Why do we study the brain?
We are interested in the brain because the brain supports a remarkable set of behavior. These behaviors define who we are. And it is very difficult to live without them. We want to “understand” how does the brain support these behaviors. We are especially interested in studying visually driven behavior like dynamic scene understanding.

Operationalizing the behavior of choice
So first things first — we need to coarsely identify the behavior of choice. But saying “attention”, “memory”, “object perception” etc. won’t do. To figure out whether our “understanding” is real, we will need to operationalize these behaviors in terms of objective behavioral tasks where human performance at different granularities can be measured by doing experiments. The next goal is to conduct behavioral experiments to measure this behavior in humans (we are ultimately interested in human visual cognition). Once we have defined the behavior and measured it — we are in good shape!
Choice of animal model
Choice of animal model: To successfully probe the neural mechanisms of human visual intelligence, we need an appropriate animal model that meets three essential criteria. First, to interchangeably test a variety of stimuli and tasks between the animal model and human subjects, the animals should achieve human-like performance in visuocognitive tasks. Second, it should be possible to conduct fine-grain (single neuron level) measurements and targeted causal perturbations to interrogate neural circuits and test specific hypotheses. Third, inferences made on the animals’ neural mechanisms should be relevant for humans due to established similarities in brain areas and behavior. The rhesus macaque (with its ventral visual cortex that supports human-like object and face processing) is a remarkable example that meets all these criteria – and therefore is our animal model of choice.
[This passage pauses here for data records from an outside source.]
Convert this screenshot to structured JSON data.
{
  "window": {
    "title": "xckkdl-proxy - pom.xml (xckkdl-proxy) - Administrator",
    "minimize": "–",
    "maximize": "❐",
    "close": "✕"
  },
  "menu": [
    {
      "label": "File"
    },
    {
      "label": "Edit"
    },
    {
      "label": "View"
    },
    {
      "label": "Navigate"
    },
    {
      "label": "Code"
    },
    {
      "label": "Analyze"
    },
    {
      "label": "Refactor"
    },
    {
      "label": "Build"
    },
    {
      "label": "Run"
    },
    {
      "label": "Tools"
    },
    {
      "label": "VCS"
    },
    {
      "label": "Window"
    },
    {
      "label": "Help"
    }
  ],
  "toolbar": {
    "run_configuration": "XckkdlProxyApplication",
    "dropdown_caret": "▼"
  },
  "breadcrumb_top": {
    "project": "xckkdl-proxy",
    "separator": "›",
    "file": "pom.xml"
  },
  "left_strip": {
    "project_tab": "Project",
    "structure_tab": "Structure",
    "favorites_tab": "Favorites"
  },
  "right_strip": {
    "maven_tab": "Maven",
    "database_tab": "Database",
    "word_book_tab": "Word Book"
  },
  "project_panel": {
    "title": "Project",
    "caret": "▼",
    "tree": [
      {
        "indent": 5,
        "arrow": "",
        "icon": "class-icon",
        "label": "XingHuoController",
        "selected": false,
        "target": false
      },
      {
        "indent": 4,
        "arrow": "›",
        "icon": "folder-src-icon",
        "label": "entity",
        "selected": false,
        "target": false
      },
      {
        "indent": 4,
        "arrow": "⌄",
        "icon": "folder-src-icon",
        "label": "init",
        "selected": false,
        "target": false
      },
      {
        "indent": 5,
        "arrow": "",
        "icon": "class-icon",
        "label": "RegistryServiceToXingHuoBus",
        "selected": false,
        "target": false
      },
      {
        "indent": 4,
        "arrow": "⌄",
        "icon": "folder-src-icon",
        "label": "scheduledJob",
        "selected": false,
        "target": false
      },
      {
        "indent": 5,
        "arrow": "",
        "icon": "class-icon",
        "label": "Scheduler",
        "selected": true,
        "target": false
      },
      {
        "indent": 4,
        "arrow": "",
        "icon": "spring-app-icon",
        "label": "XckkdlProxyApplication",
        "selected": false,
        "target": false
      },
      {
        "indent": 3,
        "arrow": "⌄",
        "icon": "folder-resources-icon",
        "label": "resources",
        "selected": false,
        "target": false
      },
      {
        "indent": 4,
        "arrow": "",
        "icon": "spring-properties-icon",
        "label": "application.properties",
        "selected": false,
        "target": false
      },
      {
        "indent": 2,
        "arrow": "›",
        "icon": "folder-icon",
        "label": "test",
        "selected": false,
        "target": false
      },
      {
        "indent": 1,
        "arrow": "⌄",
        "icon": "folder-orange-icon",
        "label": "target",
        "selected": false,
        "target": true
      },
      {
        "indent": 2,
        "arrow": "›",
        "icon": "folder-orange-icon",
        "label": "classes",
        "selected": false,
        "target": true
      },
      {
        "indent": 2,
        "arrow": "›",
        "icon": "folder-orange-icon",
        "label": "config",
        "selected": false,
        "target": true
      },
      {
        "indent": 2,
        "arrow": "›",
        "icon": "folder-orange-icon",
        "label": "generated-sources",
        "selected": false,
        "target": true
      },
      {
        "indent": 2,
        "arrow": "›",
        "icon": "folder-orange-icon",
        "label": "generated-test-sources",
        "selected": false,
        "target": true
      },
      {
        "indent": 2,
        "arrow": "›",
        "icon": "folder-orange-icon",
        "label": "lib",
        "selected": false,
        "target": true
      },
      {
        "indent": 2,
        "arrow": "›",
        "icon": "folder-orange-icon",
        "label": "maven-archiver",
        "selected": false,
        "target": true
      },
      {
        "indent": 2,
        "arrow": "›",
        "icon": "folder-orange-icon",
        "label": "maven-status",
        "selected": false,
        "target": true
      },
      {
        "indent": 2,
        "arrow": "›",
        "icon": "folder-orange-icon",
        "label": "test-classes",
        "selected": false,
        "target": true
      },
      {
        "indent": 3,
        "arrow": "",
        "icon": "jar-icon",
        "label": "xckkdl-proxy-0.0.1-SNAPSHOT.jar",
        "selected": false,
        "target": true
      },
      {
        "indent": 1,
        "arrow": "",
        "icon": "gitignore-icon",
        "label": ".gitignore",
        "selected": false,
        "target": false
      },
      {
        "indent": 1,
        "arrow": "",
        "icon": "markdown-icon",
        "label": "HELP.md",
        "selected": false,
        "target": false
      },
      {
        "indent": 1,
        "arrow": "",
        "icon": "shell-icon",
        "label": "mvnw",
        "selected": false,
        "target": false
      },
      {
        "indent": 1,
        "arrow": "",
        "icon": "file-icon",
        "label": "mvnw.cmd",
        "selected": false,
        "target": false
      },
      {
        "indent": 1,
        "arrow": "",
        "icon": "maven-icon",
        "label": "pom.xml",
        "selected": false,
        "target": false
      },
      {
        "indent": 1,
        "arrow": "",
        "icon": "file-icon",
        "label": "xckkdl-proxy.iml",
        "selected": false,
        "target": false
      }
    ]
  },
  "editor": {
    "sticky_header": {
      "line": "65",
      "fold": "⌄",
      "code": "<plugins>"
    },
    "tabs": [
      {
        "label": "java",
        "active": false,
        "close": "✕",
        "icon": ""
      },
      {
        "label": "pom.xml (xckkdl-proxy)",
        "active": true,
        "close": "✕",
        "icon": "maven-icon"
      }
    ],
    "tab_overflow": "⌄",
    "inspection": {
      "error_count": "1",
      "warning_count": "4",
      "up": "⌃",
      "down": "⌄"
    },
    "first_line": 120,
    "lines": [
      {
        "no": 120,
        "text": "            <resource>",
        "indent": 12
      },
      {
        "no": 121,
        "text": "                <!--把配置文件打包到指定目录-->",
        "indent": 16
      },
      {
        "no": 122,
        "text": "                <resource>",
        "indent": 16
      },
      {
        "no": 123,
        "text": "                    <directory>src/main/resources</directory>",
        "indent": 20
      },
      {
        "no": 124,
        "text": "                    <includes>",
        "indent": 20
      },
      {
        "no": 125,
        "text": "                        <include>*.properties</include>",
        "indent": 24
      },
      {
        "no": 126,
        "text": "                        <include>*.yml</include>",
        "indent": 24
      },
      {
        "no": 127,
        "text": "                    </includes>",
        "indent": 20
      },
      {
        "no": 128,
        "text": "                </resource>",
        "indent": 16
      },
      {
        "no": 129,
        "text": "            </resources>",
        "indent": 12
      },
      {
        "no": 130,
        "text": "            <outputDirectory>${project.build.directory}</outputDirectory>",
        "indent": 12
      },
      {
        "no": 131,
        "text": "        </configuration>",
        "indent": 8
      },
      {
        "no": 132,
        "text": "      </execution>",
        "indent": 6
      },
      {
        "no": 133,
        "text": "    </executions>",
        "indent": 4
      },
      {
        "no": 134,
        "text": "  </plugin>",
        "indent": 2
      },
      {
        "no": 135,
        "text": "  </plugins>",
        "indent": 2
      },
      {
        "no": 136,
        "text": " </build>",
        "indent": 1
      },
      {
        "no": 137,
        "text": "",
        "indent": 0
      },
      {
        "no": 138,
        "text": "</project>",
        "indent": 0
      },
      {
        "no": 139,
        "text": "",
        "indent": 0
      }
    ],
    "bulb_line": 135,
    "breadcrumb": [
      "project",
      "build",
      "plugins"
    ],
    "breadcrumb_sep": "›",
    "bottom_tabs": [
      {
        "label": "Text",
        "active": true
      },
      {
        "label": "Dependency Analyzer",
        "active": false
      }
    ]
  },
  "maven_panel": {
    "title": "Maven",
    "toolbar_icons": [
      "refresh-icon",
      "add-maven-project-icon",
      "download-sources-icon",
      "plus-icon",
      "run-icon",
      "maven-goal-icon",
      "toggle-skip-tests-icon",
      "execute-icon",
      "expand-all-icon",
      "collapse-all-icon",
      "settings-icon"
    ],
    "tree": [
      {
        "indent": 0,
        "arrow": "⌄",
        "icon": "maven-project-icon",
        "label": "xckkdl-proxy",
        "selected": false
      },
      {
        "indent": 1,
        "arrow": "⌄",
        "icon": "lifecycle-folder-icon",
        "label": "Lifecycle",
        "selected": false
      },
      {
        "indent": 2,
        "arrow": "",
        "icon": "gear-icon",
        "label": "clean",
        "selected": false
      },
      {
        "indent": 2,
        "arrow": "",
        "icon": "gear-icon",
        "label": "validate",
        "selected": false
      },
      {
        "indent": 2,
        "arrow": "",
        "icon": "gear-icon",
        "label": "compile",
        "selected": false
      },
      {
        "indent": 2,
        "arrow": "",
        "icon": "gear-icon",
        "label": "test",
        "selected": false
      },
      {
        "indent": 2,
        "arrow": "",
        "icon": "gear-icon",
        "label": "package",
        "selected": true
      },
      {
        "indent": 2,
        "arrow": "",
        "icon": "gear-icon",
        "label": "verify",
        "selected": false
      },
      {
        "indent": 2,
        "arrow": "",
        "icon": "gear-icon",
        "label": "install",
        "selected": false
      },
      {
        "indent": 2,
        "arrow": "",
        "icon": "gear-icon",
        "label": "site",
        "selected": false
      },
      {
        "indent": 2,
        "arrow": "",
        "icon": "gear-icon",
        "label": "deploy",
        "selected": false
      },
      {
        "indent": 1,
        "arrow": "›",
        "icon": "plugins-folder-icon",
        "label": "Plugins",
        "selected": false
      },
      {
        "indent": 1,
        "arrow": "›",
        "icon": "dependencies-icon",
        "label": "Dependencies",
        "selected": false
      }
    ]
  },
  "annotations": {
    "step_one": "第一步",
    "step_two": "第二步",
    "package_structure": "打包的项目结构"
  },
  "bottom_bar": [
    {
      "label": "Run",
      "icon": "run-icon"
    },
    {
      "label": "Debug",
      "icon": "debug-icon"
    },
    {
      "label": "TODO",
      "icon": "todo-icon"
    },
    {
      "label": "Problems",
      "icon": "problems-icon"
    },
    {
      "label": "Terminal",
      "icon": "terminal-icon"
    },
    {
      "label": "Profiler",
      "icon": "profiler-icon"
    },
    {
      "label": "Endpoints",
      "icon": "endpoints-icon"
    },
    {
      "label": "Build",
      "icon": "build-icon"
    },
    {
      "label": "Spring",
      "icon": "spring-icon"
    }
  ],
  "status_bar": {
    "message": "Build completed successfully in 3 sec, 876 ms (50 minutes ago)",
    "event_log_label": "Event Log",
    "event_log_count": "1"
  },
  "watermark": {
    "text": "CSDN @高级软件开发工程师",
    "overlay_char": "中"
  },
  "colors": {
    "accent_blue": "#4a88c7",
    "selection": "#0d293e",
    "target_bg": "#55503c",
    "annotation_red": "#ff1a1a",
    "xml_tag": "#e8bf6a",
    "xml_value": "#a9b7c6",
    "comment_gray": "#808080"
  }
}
How does the brain support the specific behaviors?
What brain areas are causally involved in the behavior? How are the visual signals transformed in the brain and reach a form that is consistent with the measured behavior? One level of “understanding” for us will arise if we can predict the human/NHP behavior (at varied grains of measurements) from the dynamic brain activity (combined optimally across different areas; where that combination will serve as the leading decoding hypothesis). Our methods (e.g. NHP electrophysiology, in-vivo genetic technology-based probes, etc.) are all directed towards establishing those links.
Developing and utilizing models of the brain
Once we have coarsely identified the implicated brain regions, we can start building detailed encoding models of the responses in those areas. So another form of “understanding” we seek is detailed neuro-mechanistic models of the implicated brain areas (with the explicit prediction of the measured signal like spike rate) that are indistinguishable from the brain data. As it stands now, the best encoding models are being generated by folks in Artificial Intelligence (AI). We are cognizant enough that we acknowledge that and we will build on that line of work. But AI and Neuroscience have different goals. While it is likely that two systems (AI and human brain) that perform the same tasks will have some level of shared internal mechanisms, it is our responsibility as neuroscientists to not give in to the AI hype and treat all models from ML as achievements in neuroscience. Currently, in the absence of serious (non-toy), predictive modeling from computational neuroscience, the models coming out of computer vision are our best bets (starting hypotheses). But the ViTA lab aims to put these models to strong tests and as well measure neural data that provides significant guard rails to transform these AI models into better models of the brain. While all this fun modeling endeavors are being pursued — one might ask: What do you get out of building these complex models to seek understanding of a system? It sure doesn’t meet the interpretability criteria for many — so not good for an intuitive understanding… We seek to build these detailed computational models so that we can use them to reverse engineer solutions for neurological disorders.